The pied butterfly bat (Glauconycteris superba), also known as the pied bat or badger bat, is a rare species of vesper bat in the family Vespertilionidae.

==Taxonomy==
First discovered in 1939 in Belgian Congo, the species was, at that time, placed in the genus Glauconycteris under the name Glauconycteris superba. Following a 2013 capture in South Sudan, only the fifth recorded capture of the species, the pied bat was relocated to an entirely new genus, Niumbaha, named after the Zande word for "rare". Biology professor DeeAnn Reeder, one of the authors of the genus Niumbaha, said, "its cranial characters, its wing characters, its size, the ears – literally everything you look at doesn't fit.
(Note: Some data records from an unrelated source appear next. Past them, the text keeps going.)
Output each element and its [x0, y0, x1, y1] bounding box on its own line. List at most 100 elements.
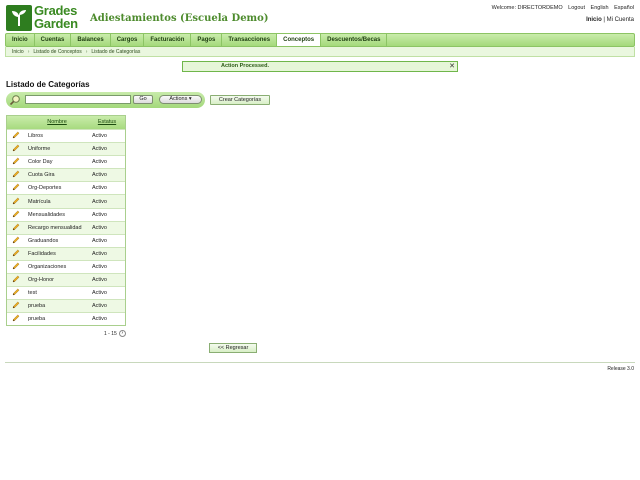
next-page-icon[interactable]: ›	[118, 330, 126, 337]
breadcrumb-inicio[interactable]: Inicio	[12, 49, 24, 55]
breadcrumb-current: Listado de Categorías	[91, 48, 141, 55]
category-status: Activo	[92, 237, 107, 244]
table-header: Nombre Estatus	[7, 116, 125, 129]
category-status: Activo	[92, 172, 107, 179]
main-nav: Inicio Cuentas Balances Cargos Facturaci…	[5, 33, 635, 47]
table-row: Organizaciones Activo	[7, 259, 125, 273]
category-name: Color Day	[28, 159, 53, 166]
tab-cargos[interactable]: Cargos	[111, 34, 145, 46]
table-row: Graduandos Activo	[7, 233, 125, 247]
edit-pencil-icon[interactable]	[7, 249, 25, 259]
pager: 1 - 15 ›	[104, 330, 126, 337]
category-name: Mensualidades	[28, 211, 65, 218]
table-body: Libros Activo Uniforme Activo Color Day Activ…	[7, 129, 125, 325]
tab-balances[interactable]: Balances	[71, 34, 111, 46]
category-status: Activo	[92, 263, 107, 270]
header: Grades Garden Adiestamientos (Escuela De…	[0, 0, 640, 34]
table-row: Color Day Activo	[7, 155, 125, 168]
table-row: Recargo mensualidad Activo	[7, 220, 125, 234]
category-name: Graduandos	[28, 237, 59, 244]
link-divider: |	[603, 17, 605, 23]
header-estatus[interactable]: Estatus	[89, 116, 125, 129]
regresar-button[interactable]: << Regresar	[209, 343, 257, 353]
status-message: Action Processed. ✕	[182, 61, 458, 72]
edit-pencil-icon[interactable]	[7, 157, 25, 167]
page-title: Listado de Categorías	[6, 80, 90, 89]
espanol-link[interactable]: Español	[614, 5, 634, 11]
search-input[interactable]	[25, 95, 131, 104]
category-status: Activo	[92, 133, 107, 140]
logo-line2: Garden	[34, 16, 78, 31]
categories-table: Nombre Estatus Libros Activo Uniforme Activ…	[6, 115, 126, 327]
crear-categorias-button[interactable]: Crear Categorías	[210, 95, 270, 105]
actions-label: Actions	[169, 96, 188, 102]
edit-pencil-icon[interactable]	[7, 275, 25, 285]
tab-descuentos-becas[interactable]: Descuentos/Becas	[321, 34, 388, 46]
edit-pencil-icon[interactable]	[7, 183, 25, 193]
inicio-link[interactable]: Inicio	[586, 17, 602, 23]
table-row: Libros Activo	[7, 129, 125, 142]
breadcrumb: Inicio › Listado de Conceptos › Listado …	[5, 47, 635, 57]
table-row: Uniforme Activo	[7, 142, 125, 156]
user-links: Welcome: DIRECTORDEMO Logout English Esp…	[488, 5, 634, 11]
edit-pencil-icon[interactable]	[7, 197, 25, 207]
mi-cuenta-link[interactable]: Mi Cuenta	[607, 17, 634, 23]
search-toolbar: Go Actions ▾	[6, 92, 205, 108]
table-row: Org-Honor Activo	[7, 273, 125, 287]
edit-pencil-icon[interactable]	[7, 236, 25, 246]
table-row: prueba Activo	[7, 312, 125, 325]
category-status: Activo	[92, 303, 107, 310]
breadcrumb-listado-conceptos[interactable]: Listado de Conceptos	[33, 49, 81, 55]
edit-pencil-icon[interactable]	[7, 131, 25, 141]
grades-garden-logo[interactable]: Grades Garden	[6, 4, 84, 31]
edit-pencil-icon[interactable]	[7, 314, 25, 324]
edit-pencil-icon[interactable]	[7, 288, 25, 298]
category-name: Matrícula	[28, 198, 51, 205]
tab-transacciones[interactable]: Transacciones	[222, 34, 278, 46]
table-row: Facilidades Activo	[7, 246, 125, 260]
tab-inicio[interactable]: Inicio	[6, 34, 35, 46]
breadcrumb-separator-icon: ›	[27, 48, 30, 55]
english-link[interactable]: English	[591, 5, 609, 11]
category-name: Facilidades	[28, 250, 56, 257]
tab-conceptos[interactable]: Conceptos	[277, 34, 322, 46]
chevron-down-icon: ▾	[188, 96, 192, 102]
go-button[interactable]: Go	[133, 95, 153, 104]
edit-pencil-icon[interactable]	[7, 210, 25, 220]
category-status: Activo	[92, 290, 107, 297]
close-icon[interactable]: ✕	[449, 62, 455, 71]
footer-divider	[5, 362, 635, 363]
school-title: Adiestamientos (Escuela Demo)	[90, 13, 269, 24]
category-name: Cuota Gira	[28, 172, 55, 179]
status-message-text: Action Processed.	[221, 63, 269, 69]
logout-link[interactable]: Logout	[568, 5, 585, 11]
category-status: Activo	[92, 185, 107, 192]
edit-pencil-icon[interactable]	[7, 170, 25, 180]
header-icon-column	[7, 116, 25, 129]
leaf-icon	[6, 5, 32, 31]
category-name: Recargo mensualidad	[28, 224, 82, 231]
tab-cuentas[interactable]: Cuentas	[35, 34, 72, 46]
edit-pencil-icon[interactable]	[7, 223, 25, 233]
table-row: Matrícula Activo	[7, 194, 125, 208]
category-name: test	[28, 290, 37, 297]
tab-pagos[interactable]: Pagos	[191, 34, 223, 46]
category-name: Org-Deportes	[28, 185, 62, 192]
category-name: prueba	[28, 303, 46, 310]
category-status: Activo	[92, 250, 107, 257]
edit-pencil-icon[interactable]	[7, 144, 25, 154]
edit-pencil-icon[interactable]	[7, 301, 25, 311]
edit-pencil-icon[interactable]	[7, 262, 25, 272]
welcome-text: Welcome: DIRECTORDEMO	[491, 5, 563, 11]
category-status: Activo	[92, 277, 107, 284]
header-nombre[interactable]: Nombre	[25, 116, 89, 129]
tab-facturacion[interactable]: Facturación	[144, 34, 192, 46]
breadcrumb-separator-icon: ›	[85, 48, 88, 55]
table-row: Org-Deportes Activo	[7, 181, 125, 194]
category-status: Activo	[92, 146, 107, 153]
table-row: prueba Activo	[7, 299, 125, 313]
pager-range: 1 - 15	[104, 330, 117, 337]
actions-dropdown[interactable]: Actions ▾	[159, 95, 202, 104]
account-links: Inicio | Mi Cuenta	[586, 17, 634, 23]
category-name: Org-Honor	[28, 277, 54, 284]
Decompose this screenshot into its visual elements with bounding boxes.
It's so unique that we need to create a new genus." However, recognition of Niumbaha renders Glauconycteris paraphyletic and it is incorrect to treat Niumbaha as a valid genus without further splitting of Glauconycteris.' Due to this, both taxa have once again been synonymized.

== Description ==
The distinctive pied bat partly resembles a bee, with light yellow stripes and blotches on its body.

==Geographic range==
It is found in the Democratic Republic of the Congo, Ivory Coast, Ghana, Equatorial Guinea and South Sudan. Its natural habitats are subtropical or tropical moist lowland and dry forests.